Grumby, Kindle, and the Flash Crash

Grumbys caused the flash crash of the American stock market on May 6th. Readers of Andy Kessler's Grumby knew this as early as June 11th when the e-book edition of the novel was published; the hard cover didn't come out until August 3d by which time the flash crash was yesterday's news. [On October 1 the SEC and the CFTC blamed the flash crash on a single trade by Waddell & Reed, but this is much less interesting than the account in the novel.]

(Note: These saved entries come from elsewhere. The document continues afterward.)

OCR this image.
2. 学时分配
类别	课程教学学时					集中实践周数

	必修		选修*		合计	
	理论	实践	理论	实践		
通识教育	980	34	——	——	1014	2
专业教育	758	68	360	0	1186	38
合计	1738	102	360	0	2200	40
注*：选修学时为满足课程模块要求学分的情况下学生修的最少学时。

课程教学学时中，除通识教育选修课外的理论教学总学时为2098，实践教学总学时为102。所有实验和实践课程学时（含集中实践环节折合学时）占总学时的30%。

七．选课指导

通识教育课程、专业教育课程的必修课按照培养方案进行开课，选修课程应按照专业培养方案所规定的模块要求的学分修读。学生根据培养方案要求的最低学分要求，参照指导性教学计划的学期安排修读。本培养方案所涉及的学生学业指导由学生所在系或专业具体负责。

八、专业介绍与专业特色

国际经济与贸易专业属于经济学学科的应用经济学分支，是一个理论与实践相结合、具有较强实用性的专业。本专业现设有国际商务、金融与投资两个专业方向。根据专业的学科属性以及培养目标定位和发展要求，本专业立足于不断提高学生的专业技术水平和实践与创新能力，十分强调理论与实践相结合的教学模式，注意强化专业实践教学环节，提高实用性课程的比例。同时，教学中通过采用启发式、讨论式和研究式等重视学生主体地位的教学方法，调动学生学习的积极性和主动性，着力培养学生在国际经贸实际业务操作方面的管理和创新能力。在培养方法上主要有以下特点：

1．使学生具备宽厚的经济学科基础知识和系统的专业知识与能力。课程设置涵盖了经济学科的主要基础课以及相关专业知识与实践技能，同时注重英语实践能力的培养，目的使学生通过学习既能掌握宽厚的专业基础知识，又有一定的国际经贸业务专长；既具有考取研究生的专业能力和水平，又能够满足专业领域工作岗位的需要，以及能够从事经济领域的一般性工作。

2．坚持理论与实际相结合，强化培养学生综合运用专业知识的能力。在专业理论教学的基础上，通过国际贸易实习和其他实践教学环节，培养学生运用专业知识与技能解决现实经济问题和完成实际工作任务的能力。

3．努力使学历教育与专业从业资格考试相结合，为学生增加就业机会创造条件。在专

Three things are interesting: the book itself – it's a great read; the fact that the book came out on Kindle first and only later in hardcopy ,even though Kessler is an established and successful author; and the fact that electronic publishing makes it possible to have such fresh topical references in a novel.

Traditionally it takes a year or so after an author finishes writing a book before it makes its way through various edits and can appear on real or virtual bookshelves, assuming that the author already has a publisher lined up. e-publishing obviously shortens the cycle. In fact, the editing of Kindle Grumby isn't as careful as it would be if it had gone through the traditional publishing route (I haven't checked the hardcover edition so don't know whether some of the typos were caught by then). But the timeliness of the references more than makes up for some of the missing polish – much like a blog post, in fact.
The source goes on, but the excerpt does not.